The reasons why the Cimbri suddenly decided to leave their northern homeland are controversial and discussed at length in the opening chapters of this book. Once they had left Jutland, the Cimbri moved slowly south in search of a new home, including Illyria and Spain in their travels. During the course of those travels they met Roman army after Roman army and at least partly due to poor generalship on the Roman side crushed each of these in turn. One such battle was among the greatest Roman defeats ever recorded, a massacre of the legions comparable with that at Cannae in 216 bc. Yet, while Cannae is known to every military historian, few remember the 80,000 or so Romans whom the Cimbri killed at Arausio in 105 bc.

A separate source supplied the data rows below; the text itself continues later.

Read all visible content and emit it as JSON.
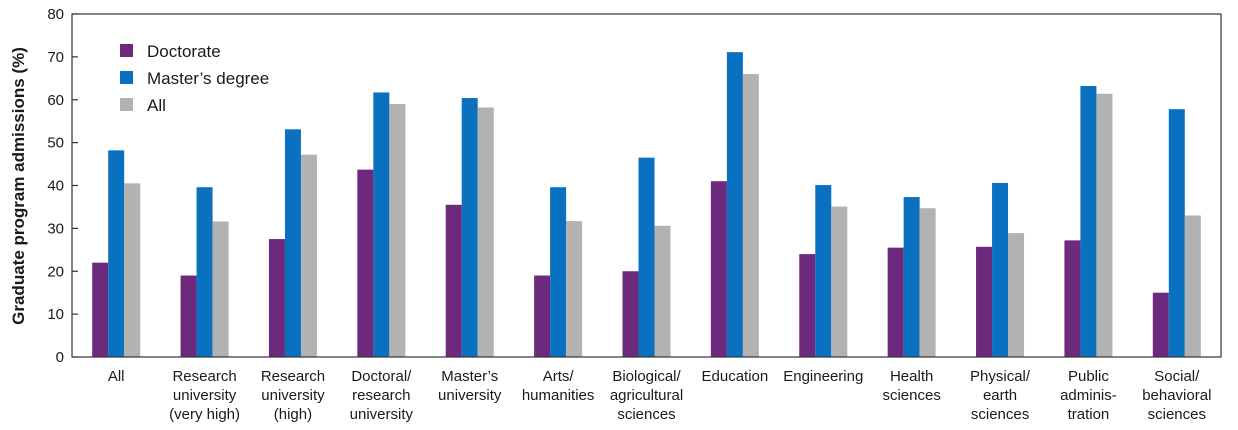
{
  "chart_data": {
    "type": "bar",
    "title": "",
    "xlabel": "",
    "ylabel": "Graduate program admissions (%)",
    "ylim": [
      0,
      80
    ],
    "yticks": [
      "0",
      "10",
      "20",
      "30",
      "40",
      "50",
      "60",
      "70",
      "80"
    ],
    "grid": false,
    "legend_position": "top-left",
    "categories": [
      [
        "All"
      ],
      [
        "Research",
        "university",
        "(very high)"
      ],
      [
        "Research",
        "university",
        "(high)"
      ],
      [
        "Doctoral/",
        "research",
        "university"
      ],
      [
        "Master’s",
        "university"
      ],
      [
        "Arts/",
        "humanities"
      ],
      [
        "Biological/",
        "agricultural",
        "sciences"
      ],
      [
        "Education"
      ],
      [
        "Engineering"
      ],
      [
        "Health",
        "sciences"
      ],
      [
        "Physical/",
        "earth",
        "sciences"
      ],
      [
        "Public",
        "adminis-",
        "tration"
      ],
      [
        "Social/",
        "behavioral",
        "sciences"
      ]
    ],
    "series": [
      {
        "name": "Doctorate",
        "color": "#6d2a7c",
        "values": [
          22,
          19,
          27.5,
          43.7,
          35.5,
          19,
          20,
          41,
          24,
          25.5,
          25.7,
          27.2,
          15
        ]
      },
      {
        "name": "Master’s degree",
        "color": "#0a70c0",
        "values": [
          48.2,
          39.6,
          53.1,
          61.7,
          60.4,
          39.6,
          46.5,
          71.1,
          40.1,
          37.3,
          40.6,
          63.2,
          57.8
        ]
      },
      {
        "name": "All",
        "color": "#b2b2b2",
        "values": [
          40.5,
          31.6,
          47.2,
          59,
          58.2,
          31.7,
          30.6,
          66,
          35.1,
          34.7,
          28.9,
          61.4,
          33
        ]
      }
    ]
  }
}
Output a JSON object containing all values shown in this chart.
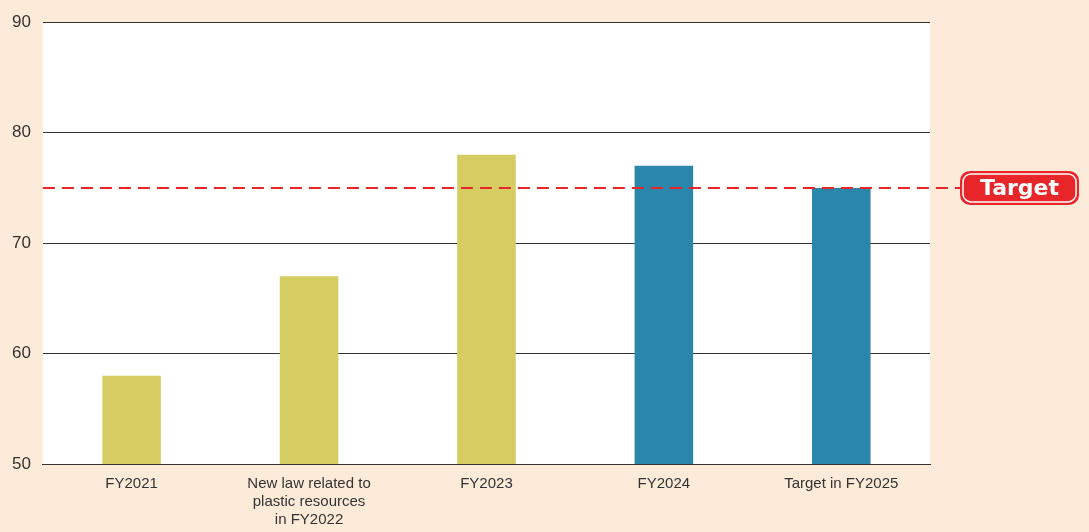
{
  "chart_data": {
    "type": "bar",
    "categories": [
      "FY2021",
      "New law related to plastic resources in FY2022",
      "FY2023",
      "FY2024",
      "Target in FY2025"
    ],
    "values": [
      58,
      67,
      78,
      77,
      75
    ],
    "colors": [
      "#d6cd62",
      "#d6cd62",
      "#d6cd62",
      "#2b86ab",
      "#2b86ab"
    ],
    "ylim": [
      50,
      90
    ],
    "yticks": [
      50,
      60,
      70,
      80,
      90
    ],
    "grid": "y",
    "legend": false,
    "ref_lines": [
      {
        "axis": "y",
        "value": 75,
        "label": "Target",
        "color": "#e8262a",
        "line_style": "dashed"
      }
    ]
  }
}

Had the Cimbri followed up their success at Arausio with a march on Rome, it is quite possible that this book would be written in a very different language. Romes Italian allies had very little fondness for the corrupt and oppressive state which governed them (they were to rise in a concerted rebellion against Rome just over a decade later). Had the Cimbri taken Rome, it is quite possible that the Italians might have joined the Cimbri in stamping out the last remnants of that failing state. Romes nascent empire would have collapsed and later histories would talk of Rome as they talk of the Seleucid and Neo-Babylonian empires, states which briefly expanded to occupy huge swathes of territory only to quickly collapse once again.

So, given that the Cimbric wars brought Rome to the brink of extinction and involved hundreds of thousands of men on both sides, how is it that so few know of the Cimbri today?

Probably the main reason why the story of the Cimbric migration has been largely forgotten is because few tellings of that story from antiquity have survived the vagaries of time. We know a great deal of a relatively trivial war fought just before the Cimbric invasion because a detailed history of that war has come down to us. This is Sallusts account of the Jugurthine War, fought in Africa against the renegade Numidian king Jugurtha. As a writer, Sallust is capable of punchy prose and he held little back in his ferocious condemnation of the corrupt oligarchy which dominated contemporary Roman politics. His is a very readable text, and for that reason it has survived the passing millennia.

As a result we have some quite detailed accounts of skirmishes in desert sandpits which involved a few hundred men on either side. Meanwhile north of the Alps, armies of tens of thousands clashed in battles the date and location of which are now mostly a matter of conjecture. We are ignorant of so many of the key details of the Cimbric wars that it is hard to pay much attention to what remains. So, while the Jugurthine War in Africa features prominently in accounts of the later Republic, the much more important Cimbric wars tend to merit only a quick paragraph or two.